The second half of Bombshells is a trio of winners. Theresa McTerry, the bride with cold feet, is the highpoint, Murray-Smith capturing sharply the obsession with The Wedding Day and the complete incomprehension of marriage itself. Winsome Webster, the widow among widows, who begins reading for the young blind student, is also well-judged and perceptive – with echoes of Alan Bennett’s Talking Heads in its fine balances. Zoe Struthers, a composite of divas with a Z, is the zany headliner for Bombshells and in her timing, physical comedy and impressive vocals, Caroline O’Connor shows that she can not only do it all – she can dazzle us by making light of it as well.

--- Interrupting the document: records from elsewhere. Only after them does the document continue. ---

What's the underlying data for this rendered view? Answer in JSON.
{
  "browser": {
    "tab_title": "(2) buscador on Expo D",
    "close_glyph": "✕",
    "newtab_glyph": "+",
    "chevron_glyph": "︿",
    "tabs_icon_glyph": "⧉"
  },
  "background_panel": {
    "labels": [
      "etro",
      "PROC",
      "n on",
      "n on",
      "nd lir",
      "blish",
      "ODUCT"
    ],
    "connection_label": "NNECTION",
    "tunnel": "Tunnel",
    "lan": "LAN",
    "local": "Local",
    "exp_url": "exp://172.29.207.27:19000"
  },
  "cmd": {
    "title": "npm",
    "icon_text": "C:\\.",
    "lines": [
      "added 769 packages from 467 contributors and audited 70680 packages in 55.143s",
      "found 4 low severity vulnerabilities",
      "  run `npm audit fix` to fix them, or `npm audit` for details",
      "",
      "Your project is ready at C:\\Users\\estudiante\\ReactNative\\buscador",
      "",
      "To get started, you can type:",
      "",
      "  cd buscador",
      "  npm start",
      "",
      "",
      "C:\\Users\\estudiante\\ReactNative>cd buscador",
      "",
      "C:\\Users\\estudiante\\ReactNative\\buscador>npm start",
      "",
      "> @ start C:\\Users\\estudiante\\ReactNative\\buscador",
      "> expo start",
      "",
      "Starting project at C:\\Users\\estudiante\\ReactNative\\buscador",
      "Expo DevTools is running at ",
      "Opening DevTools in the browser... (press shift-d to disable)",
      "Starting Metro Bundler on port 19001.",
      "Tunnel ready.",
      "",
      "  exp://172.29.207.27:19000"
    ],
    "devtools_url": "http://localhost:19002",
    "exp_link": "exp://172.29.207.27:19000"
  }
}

A Thing called Snake comes from a very different part of the garden. Stephen House’s hipster parable is the book of Genesis meets Last Exit To Brooklyn on crystal meth. This is the familiar House style – ingénues caught up in a poisonous world of hustling, drugs, incessant profanity, rough sex and Bad Old People. Director Ross Ganf and his 4 Bux associates splendidly pull out all the stops. The Artspace is transformed with Geoff Cobham’s three tiered rig of screens and live action, video by Justin McGuinness, great thrumming sound by Peter Nielson, smart moves by Ninian Donald and soaring live tenor sax riffs from Chris Soole.

Vincent Crowley is the complete reptile as Snake. With make-up from Edward Burne-Jones and hair from the Wreck of the Hesperus, he insinuates into the wide-eyed life of Jason Klarwein’s Adam while Alexandra Schepisi’s Eve is elbowed on to the median strip. But not even all their excellent efforts, the red fetish costumes by razak and appliances from Fitch the Rubber Man, can distract us from the sturm und dreck of House’s dialogue.

Crowley does well with the ironies when they happen, but mostly this is camp melodrama which, in the improbable conclusion, dips into mawkish sentiment.
We all want things to end well, but this is really graunching the gears. I have heard that young audiences are loving this show and that’s great for the iNSPACE program. Perhaps it depends which bus stop you get on at, but A Thing called Snake feels like a ride some of us have taken before.

“Champagne O’Connor’ The Adelaide Review, No. 280, October 28, 2005, p.14.